Optimizing Program Performance

Why Optimize?

Goal: Map programs efficiently to machine resources.
Importance: Can lead to significant performance improvements (e.g., 10x).
Factors: Both asymptotic complexity (Big-O) and constant factors matter. Choose the best algorithm first, then optimize implementation details.

Measuring Performance

Cycles Per Element (CPE): A common metric to express performance for programs operating on sequences of data. Lower CPE is better.

Optimization Blockers

Memory Aliasing: When two different pointers might refer to the same memory location. Compilers must be conservative and often cannot optimize memory accesses aggressively.
Procedure Calls: Compilers often treat procedure calls as “black boxes” due to potential side effects, limiting optimizations across function boundaries.
- Inlining: Replacing a function call with the function’s body (e.g., GCC -O1) can help, but is often limited to calls within the same file.
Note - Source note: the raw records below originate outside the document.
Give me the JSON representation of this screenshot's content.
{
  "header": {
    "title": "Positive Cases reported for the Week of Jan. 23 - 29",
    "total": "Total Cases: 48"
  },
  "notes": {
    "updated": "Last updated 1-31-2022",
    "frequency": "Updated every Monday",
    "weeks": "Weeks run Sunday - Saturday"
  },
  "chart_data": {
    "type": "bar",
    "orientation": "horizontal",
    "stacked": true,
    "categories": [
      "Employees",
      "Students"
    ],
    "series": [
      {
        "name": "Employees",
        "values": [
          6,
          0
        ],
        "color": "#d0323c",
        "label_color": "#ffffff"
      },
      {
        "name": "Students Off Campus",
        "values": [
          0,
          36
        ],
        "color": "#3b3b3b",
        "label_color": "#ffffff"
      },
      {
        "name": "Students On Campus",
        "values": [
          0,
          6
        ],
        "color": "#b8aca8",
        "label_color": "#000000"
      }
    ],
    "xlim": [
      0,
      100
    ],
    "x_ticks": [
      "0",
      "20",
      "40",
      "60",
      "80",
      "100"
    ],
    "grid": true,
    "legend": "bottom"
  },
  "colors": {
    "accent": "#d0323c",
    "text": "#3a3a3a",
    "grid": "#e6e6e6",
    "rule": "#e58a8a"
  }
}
How to maximize performance

Write Compiler-Friendly Code: Understand limitations like aliasing and procedure calls.
Reduce Memory Accesses: Use temporary variables within loops to accumulate results instead of reading/writing to memory repeatedly.
Loop Optimizations:
- Code Motion: Move calculations or function calls (like strlen on a non-changing string) out of loops if their result doesn’t change per iteration.
- Loop Unrolling: Perform more work per iteration to reduce loop overhead and expose more instructions for parallel execution.
- Reassociation: Change the order of operations (if mathematically valid) to break sequential dependencies.
- Separate Accumulators: Use multiple temporary variables to accumulate results in parallel, breaking data dependencies.

Exploiting Modern Hardware (Microarchitecture)

Instruction Pipelining: Processors break instruction execution into stages, allowing multiple instructions to be in different stages simultaneously.
Instruction-Level Parallelism (ILP): Modern processors can execute multiple instructions per clock cycle (superscalar).
- Data Dependencies: The primary limiter of ILP. Optimizations often focus on breaking these dependencies.
SIMD (Single Instruction, Multiple Data): Vector instructions (like AVX2) perform the same operation on multiple data elements simultaneously.

Takeaways

Optimization requires understanding both the code and the underlying hardware.
Focus on bottlenecks.
Compilers are powerful but have limitations (aliasing, procedure calls).
Programmers can enable better performance by:
- Choosing efficient algorithms.
- Writing compiler-friendly code.
- Applying manual optimizations (loop unrolling, reassociation, etc.).
- Understanding and leveraging hardware features (ILP, SIMD).
Tune code for the specific target machine for best results.